AI can be used to analyse and identify patterns in large and complex data sets faster and more precisely than has previously been possible. It can also be used to search the scientific literature for relevant studies, and to combine different kinds of data; for example, to aid drug discovery.The Institute of Cancer Research’s canSAR database combines genetic and clinical data from patients with information from scientific research, and uses AI to make predictions about new targets for cancer drugs. Researchers have developed an AI ‘robot scientist’ called Eve which is designed to make the process of drug discovery faster and more economical. AI systems used in healthcare could also be valuable for medical research by helping to match suitable patients to clinical studies.
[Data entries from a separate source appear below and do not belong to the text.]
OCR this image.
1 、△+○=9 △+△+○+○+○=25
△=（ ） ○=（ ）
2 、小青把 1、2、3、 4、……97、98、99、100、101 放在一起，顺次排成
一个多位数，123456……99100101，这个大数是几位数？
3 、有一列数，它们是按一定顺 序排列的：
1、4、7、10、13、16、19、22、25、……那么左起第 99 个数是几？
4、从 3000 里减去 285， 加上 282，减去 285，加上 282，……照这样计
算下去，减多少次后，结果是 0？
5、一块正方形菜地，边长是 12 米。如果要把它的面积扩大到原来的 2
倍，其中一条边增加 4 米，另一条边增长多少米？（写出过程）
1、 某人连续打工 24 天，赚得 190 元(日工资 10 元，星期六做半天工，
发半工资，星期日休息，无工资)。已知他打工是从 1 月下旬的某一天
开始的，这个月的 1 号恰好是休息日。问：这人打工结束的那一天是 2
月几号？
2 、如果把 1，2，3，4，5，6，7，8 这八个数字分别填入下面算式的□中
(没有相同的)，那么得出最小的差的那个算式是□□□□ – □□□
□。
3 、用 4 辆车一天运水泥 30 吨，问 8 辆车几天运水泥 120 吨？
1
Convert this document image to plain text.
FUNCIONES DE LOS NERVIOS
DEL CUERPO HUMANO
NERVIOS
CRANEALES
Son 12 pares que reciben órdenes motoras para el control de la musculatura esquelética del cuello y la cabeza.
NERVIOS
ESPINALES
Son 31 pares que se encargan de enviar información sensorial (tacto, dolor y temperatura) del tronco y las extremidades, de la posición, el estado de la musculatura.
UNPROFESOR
AI has the potential to aid the diagnosis of disease and is currently being trialed for this purpose in some UK hospitals. Using AI to analyse clinical data, research publications, and professional guidelines could also help to inform decisions about treatment. Possible uses of AI in clinical care include:

• Medical imaging – medical scans have been systematically collected and stored for some time and are readily available to train AI systems. AI could reduce the cost and time involved in analyzing scans, potentially allowing more scans to be taken to better target treatment. AI has shown promising results in detecting conditions such as pneumonia, breast and skin cancers, and eye diseases.

• Electrocardiography – the Ultrasonic system, trialed at John Radcliffe Hospital in Oxford, uses AI to analyse electrocardiography scans that detect patterns of heartbeats and diagnose coronary heart disease.

• Screening for neurological conditions – AI tools are being developed that analyse speech patterns to predict psychotic episodes and identify and monitor symptoms of neurological conditions such as Parkinson’s disease.

• Surgery – robotic tools controlled by AI have been used in research to carry out specific tasks in keyhole surgery, such as tying knots to close wounds.


Several apps that use AI to offer personalized health assessments and home care advice are currently on the market. The app Ada Health Companion uses AI to operate a chat-bot, which combines information about symptoms from the user with other information to offer possible diagnoses. GP at Hand, a similar app developed by Babylon Health, is currently being trialed by a group of NHS surgeries in London.

Information tools or chat-bots driven by AI are being used to help with the management of chronic medical conditions. For example, the Arthritis Virtual Assistant developed by IBM for Arthritis Research UK is learning through interactions with patients to provide personalized information and advice concerning medicines, diet, and exercise. Government-funded and commercial initiatives are exploring ways in which AI could be used to power robotic systems and apps to support people living at home with conditions such as early stage dementia, potentially reducing demands on human care workers and family carers.

AI apps that monitor and support patient adherence to prescribed medication and treatment have been trialed with promising results, for example, in patients with tuberculosis. Other tools, such as Santeria, use AI to analyse information collected by sensors worn by patients at home. The aim is to detect signs of deterioration to enable early intervention and prevent hospital admissions.


AI has the potential to be used to aid early detection of infectious disease outbreaks and sources of epidemics, such as water contamination. AI has also been used to predict adverse drug reactions, which are estimated to cause up to 6.5 per cent of hospital admissions in the UK.


In the future, it is likely that AI systems will become more advanced and attain the ability to carry out a wider range of tasks without human control or input. If this comes about, some have suggested that AI systems will need to learn to ‘be ethical’ and to make ethical decisions. This is the subject of much philosophical debate, raising questions about whether and how ethical values or principles can ever be coded or learnt by a machine; who, if anyone, should decide on these values; and whether duties that apply to humans can or should apply to machines, or whether new ethical principles might be needed.